Honestly, the entire in-school testing enterprise is so weak from a perspective of ethics and rigor that I've always seen is as more of a passing hobby that politicians like to engage in. Now that we are basing school closures, teacher tenure and payment, on such a weak system, the flaws in the rigor of the system are becoming exposed. It's all based on a house of cards.

I do not believe an education researcher could get funded with a US Department of Education grant for work that proposed using the lax ethical approach that the Department of Education is encouraging through its own RTTT program.

Just do a cost-benefit analysis. Is the benefit of knowing which teachers are contributing to student achievement worth the cost of students taking the test (as opposed to doing something else with the same time)?

The answer could be yes, even from the student perspective.
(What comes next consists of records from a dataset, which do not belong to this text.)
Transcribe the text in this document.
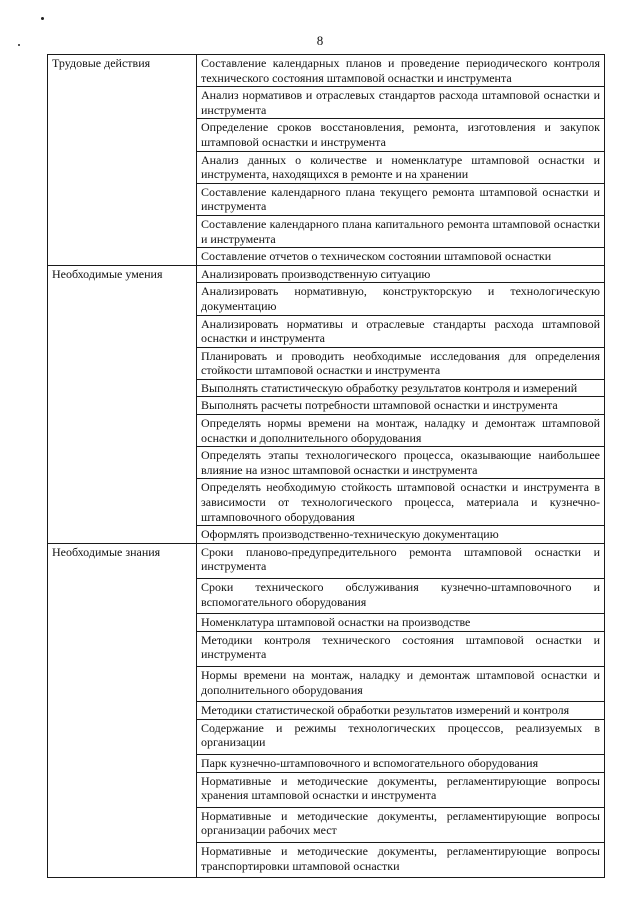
8
Трудовые действия	Составление календарных планов и проведение периодического контроля технического состояния штамповой оснастки и инструмента
	Анализ нормативов и отраслевых стандартов расхода штамповой оснастки и инструмента
	Определение сроков восстановления, ремонта, изготовления и закупок штамповой оснастки и инструмента
	Анализ данных о количестве и номенклатуре штамповой оснастки и инструмента, находящихся в ремонте и на хранении
	Составление календарного плана текущего ремонта штамповой оснастки и инструмента
	Составление календарного плана капитального ремонта штамповой оснастки и инструмента
	Составление отчетов о техническом состоянии штамповой оснастки
Необходимые умения	Анализировать производственную ситуацию
	Анализировать нормативную, конструкторскую и технологическую документацию
	Анализировать нормативы и отраслевые стандарты расхода штамповой оснастки и инструмента
	Планировать и проводить необходимые исследования для определения стойкости штамповой оснастки и инструмента
	Выполнять статистическую обработку результатов контроля и измерений
	Выполнять расчеты потребности штамповой оснастки и инструмента
	Определять нормы времени на монтаж, наладку и демонтаж штамповой оснастки и дополнительного оборудования
	Определять этапы технологического процесса, оказывающие наибольшее влияние на износ штамповой оснастки и инструмента
	Определять необходимую стойкость штамповой оснастки и инструмента в зависимости от технологического процесса, материала и кузнечно-штамповочного оборудования
	Оформлять производственно-техническую документацию
Необходимые знания	Сроки планово-предупредительного ремонта штамповой оснастки и инструмента
	Сроки технического обслуживания кузнечно-штамповочного и вспомогательного оборудования
	Номенклатура штамповой оснастки на производстве
	Методики контроля технического состояния штамповой оснастки и инструмента
	Нормы времени на монтаж, наладку и демонтаж штамповой оснастки и дополнительного оборудования
	Методики статистической обработки результатов измерений и контроля
	Содержание и режимы технологических процессов, реализуемых в организации
	Парк кузнечно-штамповочного и вспомогательного оборудования
	Нормативные и методические документы, регламентирующие вопросы хранения штамповой оснастки и инструмента
	Нормативные и методические документы, регламентирующие вопросы организации рабочих мест
	Нормативные и методические документы, регламентирующие вопросы транспортировки штамповой оснастки
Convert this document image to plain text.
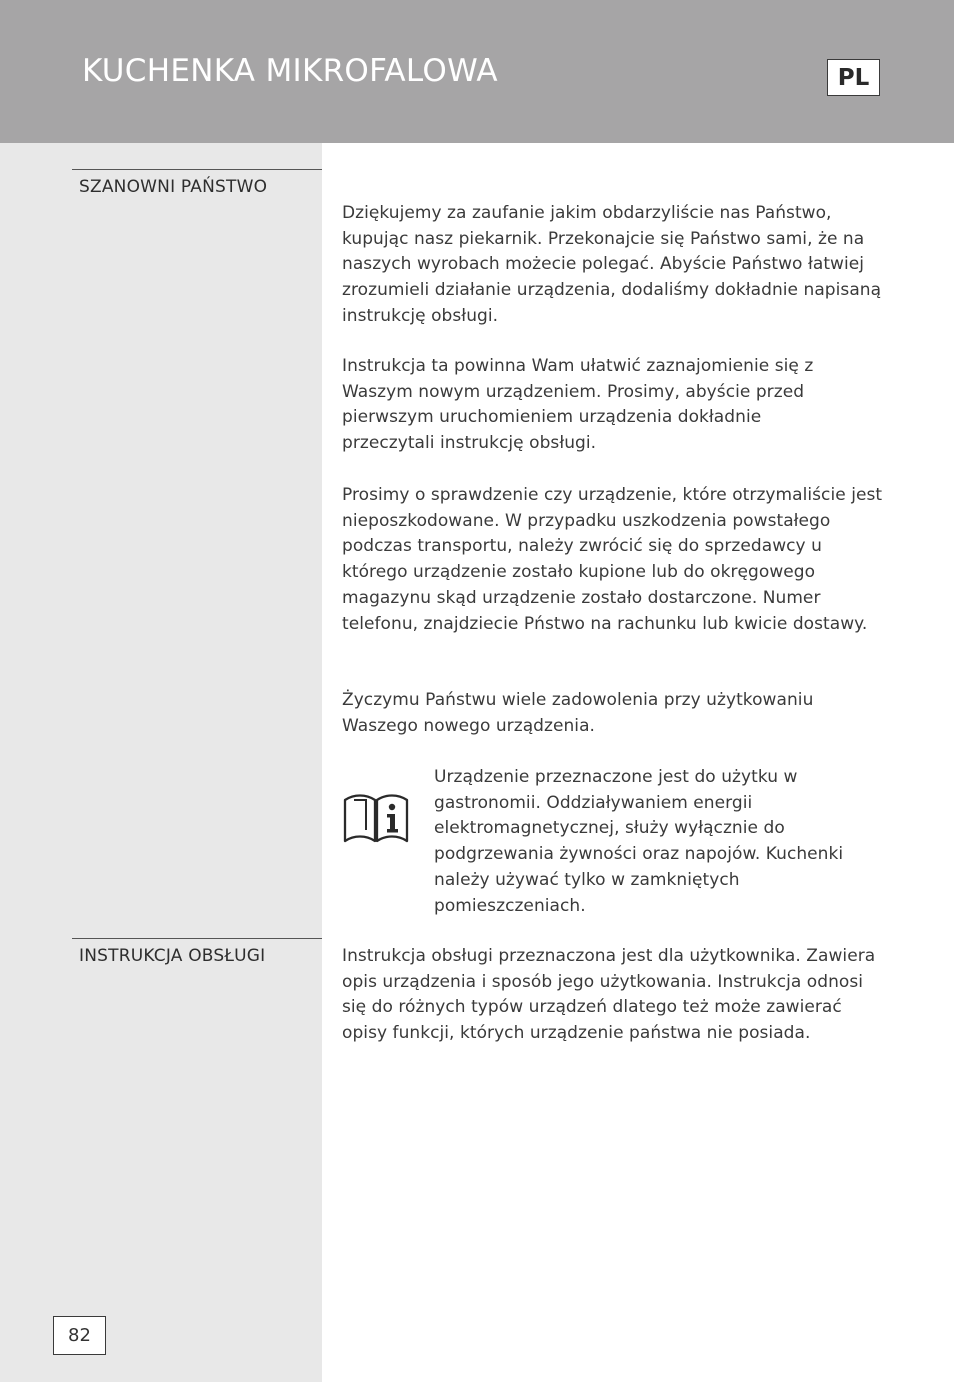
KUCHENKA MIKROFALOWA	PL
SZANOWNI PAŃSTWO

Dziękujemy za zaufanie jakim obdarzyliście nas Państwo, kupując nasz piekarnik. Przekonajcie się Państwo sami, że na naszych wyrobach możecie polegać. Abyście Państwo łatwiej zrozumieli działanie urządzenia, dodaliśmy dokładnie napisaną instrukcję obsługi.

Instrukcja ta powinna Wam ułatwić zaznajomienie się z Waszym nowym urządzeniem. Prosimy, abyście przed pierwszym uruchomieniem urządzenia dokładnie przeczytali instrukcję obsługi.

Prosimy o sprawdzenie czy urządzenie, które otrzymaliście jest nieposzkodowane. W przypadku uszkodzenia powstałego podczas transportu, należy zwrócić się do sprzedawcy u którego urządzenie zostało kupione lub do okręgowego magazynu skąd urządzenie zostało dostarczone. Numer telefonu, znajdziecie Pństwo na rachunku lub kwicie dostawy.

Życzymu Państwu wiele zadowolenia przy użytkowaniu Waszego nowego urządzenia.

Urządzenie przeznaczone jest do użytku w gastronomii. Oddziaływaniem energii elektromagnetycznej, służy wyłącznie do podgrzewania żywności oraz napojów. Kuchenki należy używać tylko w zamkniętych pomieszczeniach.

INSTRUKCJA OBSŁUGI	Instrukcja obsługi przeznaczona jest dla użytkownika. Zawiera opis urządzenia i sposób jego użytkowania. Instrukcja odnosi się do różnych typów urządzeń dlatego też może zawierać opisy funkcji, których urządzenie państwa nie posiada.

82
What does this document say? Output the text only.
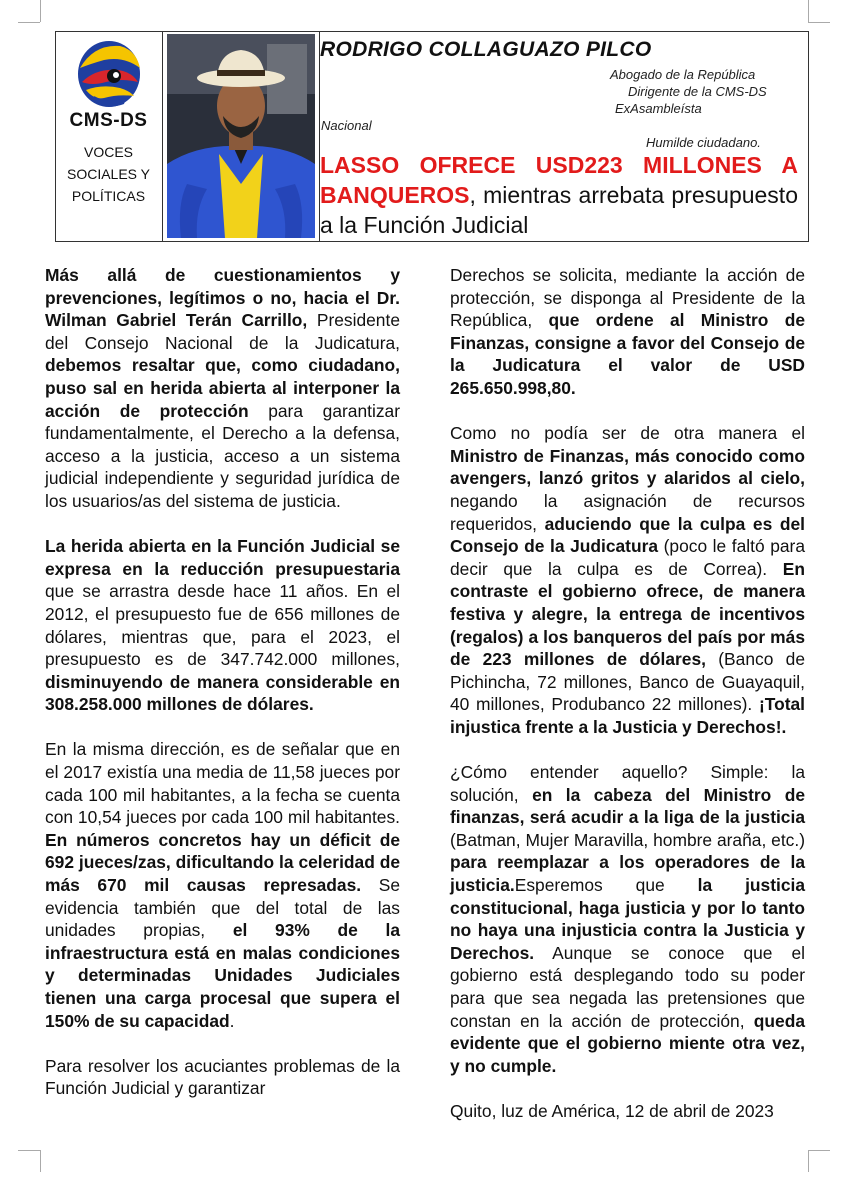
CMS-DS
VOCES
SOCIALES Y
POLÍTICAS
RODRIGO COLLAGUAZO PILCO
Abogado de la República
Dirigente de la CMS-DS
ExAsambleísta
Nacional
Humilde ciudadano.
LASSO OFRECE USD223 MILLONES A BANQUEROS, mientras arrebata presupuesto a la Función Judicial

Más allá de cuestionamientos y prevenciones, legítimos o no, hacia el Dr. Wilman Gabriel Terán Carrillo, Presidente del Consejo Nacional de la Judicatura, debemos resaltar que, como ciudadano, puso sal en herida abierta al interponer la acción de protección para garantizar fundamentalmente, el Derecho a la defensa, acceso a la justicia, acceso a un sistema judicial independiente y seguridad jurídica de los usuarios/as del sistema de justicia.

La herida abierta en la Función Judicial se expresa en la reducción presupuestaria que se arrastra desde hace 11 años. En el 2012, el presupuesto fue de 656 millones de dólares, mientras que, para el 2023, el presupuesto es de 347.742.000 millones, disminuyendo de manera considerable en 308.258.000 millones de dólares.

En la misma dirección, es de señalar que en el 2017 existía una media de 11,58 jueces por cada 100 mil habitantes, a la fecha se cuenta con 10,54 jueces por cada 100 mil habitantes. En números concretos hay un déficit de 692 jueces/zas, dificultando la celeridad de más 670 mil causas represadas. Se evidencia también que del total de las unidades propias, el 93% de la infraestructura está en malas condiciones y determinadas Unidades Judiciales tienen una carga procesal que supera el 150% de su capacidad.

Para resolver los acuciantes problemas de la Función Judicial y garantizar

Derechos se solicita, mediante la acción de protección, se disponga al Presidente de la República, que ordene al Ministro de Finanzas, consigne a favor del Consejo de la Judicatura el valor de USD 265.650.998,80.

Como no podía ser de otra manera el Ministro de Finanzas, más conocido como avengers, lanzó gritos y alaridos al cielo, negando la asignación de recursos requeridos, aduciendo que la culpa es del Consejo de la Judicatura (poco le faltó para decir que la culpa es de Correa). En contraste el gobierno ofrece, de manera festiva y alegre, la entrega de incentivos (regalos) a los banqueros del país por más de 223 millones de dólares, (Banco de Pichincha, 72 millones, Banco de Guayaquil, 40 millones, Produbanco 22 millones). ¡Total injustica frente a la Justicia y Derechos!.

¿Cómo entender aquello? Simple: la solución, en la cabeza del Ministro de finanzas, será acudir a la liga de la justicia (Batman, Mujer Maravilla, hombre araña, etc.) para reemplazar a los operadores de la justicia.Esperemos que la justicia constitucional, haga justicia y por lo tanto no haya una injusticia contra la Justicia y Derechos. Aunque se conoce que el gobierno está desplegando todo su poder para que sea negada las pretensiones que constan en la acción de protección, queda evidente que el gobierno miente otra vez, y no cumple.

Quito, luz de América, 12 de abril de 2023
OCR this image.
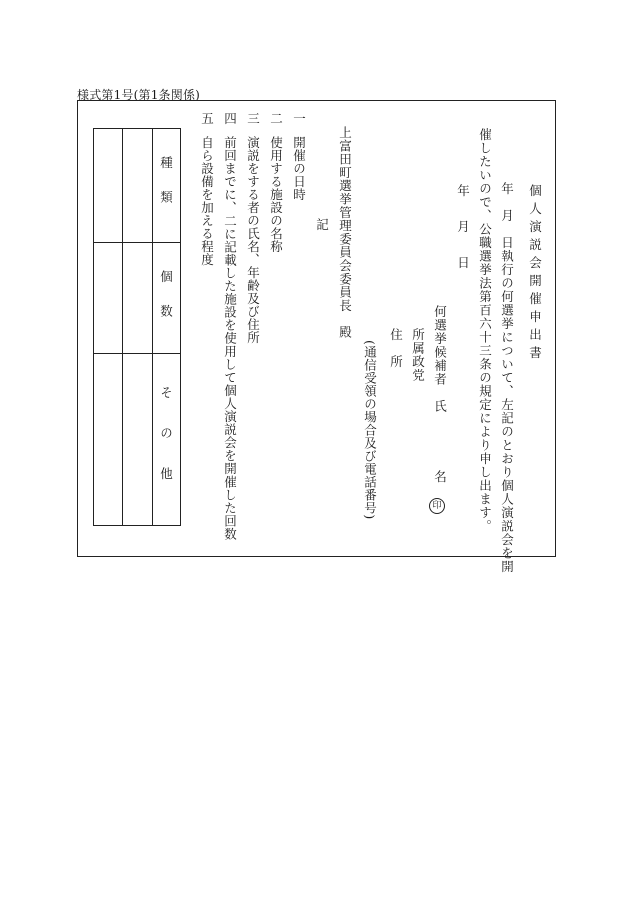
様式第1号(第1条関係)
個人演説会開催申出書
年　月　日執行の何選挙について、左記のとおり個人演説会を開
催したいので、公職選挙法第百六十三条の規定により申し出ます。
年　月　日
何選挙候補者　氏
名
印
所属政党
住　所
(通信受領の場合及び電話番号)
上富田町選挙管理委員会委員長　殿
記
一
開催の日時
二
使用する施設の名称
三
演説をする者の氏名、年齢及び住所
四
前回までに、二に記載した施設を使用して個人演説会を開催した回数
五
自ら設備を加える程度
種類
個数
その他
For example, if the test revealed that the students were not learning as much as similar students in other classes exposed to the same material, then those students might be offered time with a different teacher or offered extra resources to compensate for the crappy instruction that was not their fault.


any work that involves research on humans is subject to IRB scrutiny and supervision

Any work that is "conducted" or "supported" by the federal government, or "for which a federal department or agency has specific responsibility for regulating as a research activity." See 45 C.F.R. part 46.